At this point change the oil and filter, check fluids and just drive. In the meantime download (unless you have the owners manual) the service schedule and follow it based on mileage.
With proper maintenance, there is no mileage limit. If you drive less than 5 miles a day, take it out for a road trip occasionally.


----------



## greenbrucelee (Apr 24, 2007)

check the cars manual it will tell you how many miles it should do before needing a service.
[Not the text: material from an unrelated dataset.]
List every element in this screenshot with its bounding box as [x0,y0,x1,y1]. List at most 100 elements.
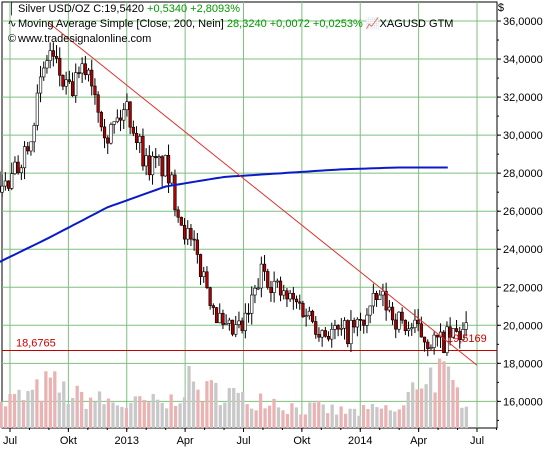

One thing you can bet is since its a Japanese engine it should be pretty reliable as Japanese engines are always the best, best engineering goes to the Germans.


----------



## kendallt (Feb 21, 2007)

The problem isn't the distance it's driven, it just needs to be operated long enough to reach operating temps, otherwise it will wear out very quickly. As long as the car reaches operating temps for a few minutes you're good.
During normal operation you get moisture, fuel blow-by past the rings and other contaminants in the oil, if the engine is cold, some of them turn acidic and destroy bearings. At operating temps those contaminants boil off. Oil also works better on hotter surfaces. 
changing oil at slightly smaller intervals helps, but as Corday mentioned taking it out and driving it longer woks too. 
Should be able to find the recommended maintenance schedule online.


----------



## Masterchiefxx17 (Feb 27, 2010)

I personally drive 60 miles per day. With modern cars, there isn't a minimum or maximum amount of miles you need to drive per day.

As for servicing, make sure to keep fluids like oil changed when the car alerts you or every ~5000 miles.


----------